In 2006, a beauty contest for female bloggers became front page news in China. The contest was criticized as "sexist" and "immoral" because some contestants posted nude photographs on their blogs. The organizers were accused of turning a blind eye to immorality, as long as it generated web traffic.
In the first stage of BlogChina's Beautiful Blogger contest, held in Spring 2006, two million web users voted for female bloggers who hosted their blogs at the popular BlogChina site. The 20 highest scoring finalists were brought to Beijing for a more traditional beauty contest. BlogChina provided free hair styling, make up and beauty treatments. As well as physical appearance, the contestants were ranked according to the quality and popularity of their blogs, among other factors.

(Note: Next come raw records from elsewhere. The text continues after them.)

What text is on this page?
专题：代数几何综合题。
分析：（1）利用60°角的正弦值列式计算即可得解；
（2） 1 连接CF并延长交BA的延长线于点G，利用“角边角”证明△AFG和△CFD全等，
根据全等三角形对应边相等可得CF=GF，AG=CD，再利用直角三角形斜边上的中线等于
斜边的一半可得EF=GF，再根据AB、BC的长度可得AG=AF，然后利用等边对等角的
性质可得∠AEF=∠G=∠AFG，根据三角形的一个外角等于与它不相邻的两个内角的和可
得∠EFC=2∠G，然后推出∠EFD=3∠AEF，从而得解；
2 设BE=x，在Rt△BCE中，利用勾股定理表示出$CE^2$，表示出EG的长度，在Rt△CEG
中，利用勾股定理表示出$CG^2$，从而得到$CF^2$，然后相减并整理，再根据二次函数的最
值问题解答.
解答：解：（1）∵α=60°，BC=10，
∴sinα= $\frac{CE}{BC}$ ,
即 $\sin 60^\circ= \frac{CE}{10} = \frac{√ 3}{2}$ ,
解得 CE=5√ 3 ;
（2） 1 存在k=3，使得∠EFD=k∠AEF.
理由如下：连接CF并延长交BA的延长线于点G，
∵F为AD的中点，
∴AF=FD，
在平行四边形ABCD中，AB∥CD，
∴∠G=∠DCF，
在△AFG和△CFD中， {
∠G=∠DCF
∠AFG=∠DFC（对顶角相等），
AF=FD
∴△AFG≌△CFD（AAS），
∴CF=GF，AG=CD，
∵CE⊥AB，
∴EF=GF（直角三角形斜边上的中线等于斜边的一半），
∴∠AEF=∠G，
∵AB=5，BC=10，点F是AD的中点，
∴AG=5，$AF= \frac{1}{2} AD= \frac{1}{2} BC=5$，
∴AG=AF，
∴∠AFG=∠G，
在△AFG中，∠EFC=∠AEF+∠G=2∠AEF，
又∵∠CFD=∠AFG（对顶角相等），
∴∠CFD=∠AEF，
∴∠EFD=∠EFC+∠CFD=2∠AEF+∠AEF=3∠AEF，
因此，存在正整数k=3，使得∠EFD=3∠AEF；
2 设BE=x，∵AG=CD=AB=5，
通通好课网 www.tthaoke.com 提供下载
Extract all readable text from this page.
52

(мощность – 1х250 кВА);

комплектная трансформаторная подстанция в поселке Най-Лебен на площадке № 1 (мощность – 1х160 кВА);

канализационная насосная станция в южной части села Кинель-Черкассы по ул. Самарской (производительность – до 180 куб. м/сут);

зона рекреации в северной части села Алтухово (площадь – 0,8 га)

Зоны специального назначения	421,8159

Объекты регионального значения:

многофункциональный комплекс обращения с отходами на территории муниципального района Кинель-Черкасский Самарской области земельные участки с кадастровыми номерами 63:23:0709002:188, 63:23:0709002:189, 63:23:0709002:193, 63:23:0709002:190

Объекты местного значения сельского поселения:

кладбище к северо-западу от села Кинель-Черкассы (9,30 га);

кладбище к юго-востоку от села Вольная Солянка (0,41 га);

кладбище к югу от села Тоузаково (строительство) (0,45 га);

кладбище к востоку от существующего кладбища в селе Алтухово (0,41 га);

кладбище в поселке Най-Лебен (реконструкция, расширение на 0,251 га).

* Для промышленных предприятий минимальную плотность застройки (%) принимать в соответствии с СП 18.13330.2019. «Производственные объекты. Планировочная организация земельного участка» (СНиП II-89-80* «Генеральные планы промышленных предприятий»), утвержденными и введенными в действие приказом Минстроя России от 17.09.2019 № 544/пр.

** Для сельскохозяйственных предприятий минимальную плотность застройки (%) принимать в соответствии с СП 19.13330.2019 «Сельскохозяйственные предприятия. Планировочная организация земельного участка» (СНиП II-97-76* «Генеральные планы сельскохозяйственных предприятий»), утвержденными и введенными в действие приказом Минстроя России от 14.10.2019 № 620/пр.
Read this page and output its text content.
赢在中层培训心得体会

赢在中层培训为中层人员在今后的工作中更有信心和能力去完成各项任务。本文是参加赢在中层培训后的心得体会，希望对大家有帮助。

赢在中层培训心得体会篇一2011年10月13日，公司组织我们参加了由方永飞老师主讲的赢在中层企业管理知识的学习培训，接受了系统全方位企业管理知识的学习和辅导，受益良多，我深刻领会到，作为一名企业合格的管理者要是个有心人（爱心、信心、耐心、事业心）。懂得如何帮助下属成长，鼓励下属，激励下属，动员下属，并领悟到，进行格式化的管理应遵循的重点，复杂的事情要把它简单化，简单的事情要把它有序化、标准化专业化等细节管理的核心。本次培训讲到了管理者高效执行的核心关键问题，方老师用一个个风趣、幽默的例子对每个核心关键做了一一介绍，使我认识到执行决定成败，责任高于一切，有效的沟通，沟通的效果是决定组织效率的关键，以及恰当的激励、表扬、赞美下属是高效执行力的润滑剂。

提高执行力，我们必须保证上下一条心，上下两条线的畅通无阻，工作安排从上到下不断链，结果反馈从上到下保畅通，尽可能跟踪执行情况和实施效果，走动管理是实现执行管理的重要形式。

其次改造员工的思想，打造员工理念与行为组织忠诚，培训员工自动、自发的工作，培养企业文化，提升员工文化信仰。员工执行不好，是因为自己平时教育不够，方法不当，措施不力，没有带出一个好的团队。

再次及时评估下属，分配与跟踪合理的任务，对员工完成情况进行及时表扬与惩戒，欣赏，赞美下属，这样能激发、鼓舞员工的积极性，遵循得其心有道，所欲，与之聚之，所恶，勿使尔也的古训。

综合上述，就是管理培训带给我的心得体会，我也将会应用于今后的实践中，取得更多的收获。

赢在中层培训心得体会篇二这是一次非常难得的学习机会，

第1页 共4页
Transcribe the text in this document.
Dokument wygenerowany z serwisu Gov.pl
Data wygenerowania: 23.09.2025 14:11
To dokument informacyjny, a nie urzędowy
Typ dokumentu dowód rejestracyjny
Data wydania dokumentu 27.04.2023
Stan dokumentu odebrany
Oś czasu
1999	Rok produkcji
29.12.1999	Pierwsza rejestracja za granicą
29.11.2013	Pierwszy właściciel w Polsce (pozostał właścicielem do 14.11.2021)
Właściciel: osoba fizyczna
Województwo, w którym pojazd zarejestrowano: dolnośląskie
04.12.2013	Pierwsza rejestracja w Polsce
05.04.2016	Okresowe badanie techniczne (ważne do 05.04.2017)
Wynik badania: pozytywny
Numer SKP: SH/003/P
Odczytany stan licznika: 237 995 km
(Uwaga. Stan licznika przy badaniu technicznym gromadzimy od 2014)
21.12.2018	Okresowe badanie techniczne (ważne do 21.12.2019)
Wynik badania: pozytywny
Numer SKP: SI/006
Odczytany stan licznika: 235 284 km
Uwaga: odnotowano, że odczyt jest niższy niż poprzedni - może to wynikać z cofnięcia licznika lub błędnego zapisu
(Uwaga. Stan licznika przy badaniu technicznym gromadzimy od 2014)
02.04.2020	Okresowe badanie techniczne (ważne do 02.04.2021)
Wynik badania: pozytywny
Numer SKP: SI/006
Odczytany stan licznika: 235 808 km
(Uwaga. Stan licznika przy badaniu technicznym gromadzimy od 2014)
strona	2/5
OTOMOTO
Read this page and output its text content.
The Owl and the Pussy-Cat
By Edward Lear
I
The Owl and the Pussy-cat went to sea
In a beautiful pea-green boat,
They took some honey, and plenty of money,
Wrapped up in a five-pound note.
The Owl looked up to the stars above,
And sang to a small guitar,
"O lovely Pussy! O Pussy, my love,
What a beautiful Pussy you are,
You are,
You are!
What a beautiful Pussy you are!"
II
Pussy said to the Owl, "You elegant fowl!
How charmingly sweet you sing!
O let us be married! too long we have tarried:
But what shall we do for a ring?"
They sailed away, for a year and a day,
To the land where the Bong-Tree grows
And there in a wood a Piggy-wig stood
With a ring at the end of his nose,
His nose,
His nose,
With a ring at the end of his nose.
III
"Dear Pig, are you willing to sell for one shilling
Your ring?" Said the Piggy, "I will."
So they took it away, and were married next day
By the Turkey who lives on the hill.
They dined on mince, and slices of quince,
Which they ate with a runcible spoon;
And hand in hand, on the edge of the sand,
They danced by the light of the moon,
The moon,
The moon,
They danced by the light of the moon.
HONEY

A clear leader emerged from the public voting, a young woman blogging under the name 'Hedgehog Mumu'. While all of the finalists traded on their physical attractiveness to some extent, Ms. Hedgehog went much further. Perhaps as a result of this she won the most votes from the public. In China, the name 'Hedgehog' implies a rebellious character - possibly influenced by the hedgehog's similarity to a spiky punk hairstyle.
Hedgehog Mumu posted several semi-nude photographs of herself on her blog. Although this helped make her a favorite to win the contest, media pundits immediately attacked her for "offending the dignity of women".
Host, BlogChina, was slated for cooking up "stir fried news"; in other words, hyping an insignificant story into a big news event with little real content.
Commented a local blogger: "I like beautiful women and I like BlogChina. But to combine the two together, I don't see the logic of it. How meaningful is it to use beautiful women as a kind of bait? Basically it's just stir fried news."
"This is the essential character of China, nobody really cares about the result; they only care about the process," lamented the male blogger, who uses the online name 'Idai'.
There were even claims that the woman in some of the more risque photos, where the blogger's face was not clearly visible, was actually a well-proportioned model specially hired for the purpose. 'Hedgehog Mumu' denied this. BlogChina refused to censor the photographs because they "did not break state laws".
To her surprise, despite being the most popular blogger, Hedgehog Mumu was not even invited to the finals.
The judges instead awarded the $2,500 first prize to the runner-up in the public vote, a demure business student from Beijing. Prizes of $1,250 were also awarded in four categories including 'most talented blogger' and 'sexiest blogger'. The unfortunate Ms. Hedgehog would have seemed a likely contender for the last of these, at least, but again won nothing.
Shortly after the contest finished, Ms. Hedgehog's blog was erased by BlogChina. Despite this, accusations of sexism and sensationalism from the media took weeks to die down.
BlogChina, which is better known inside China as Bokee.com, is no stranger to controversy. The company was accused early in 2006 of using underhand means of improving its ranking in website traffic statistics measured by Alexa.com. Alexa's data is often used by advertisers and investors in China to measure the popularity of websites. Bokee.com ranking plunged dramatically after Alexa apparently erased unreliable visitor data.
BlogChina executives hoped to list on the US Nasdaq market during 2006, but as of early 2007, they have yet to achieve this goal.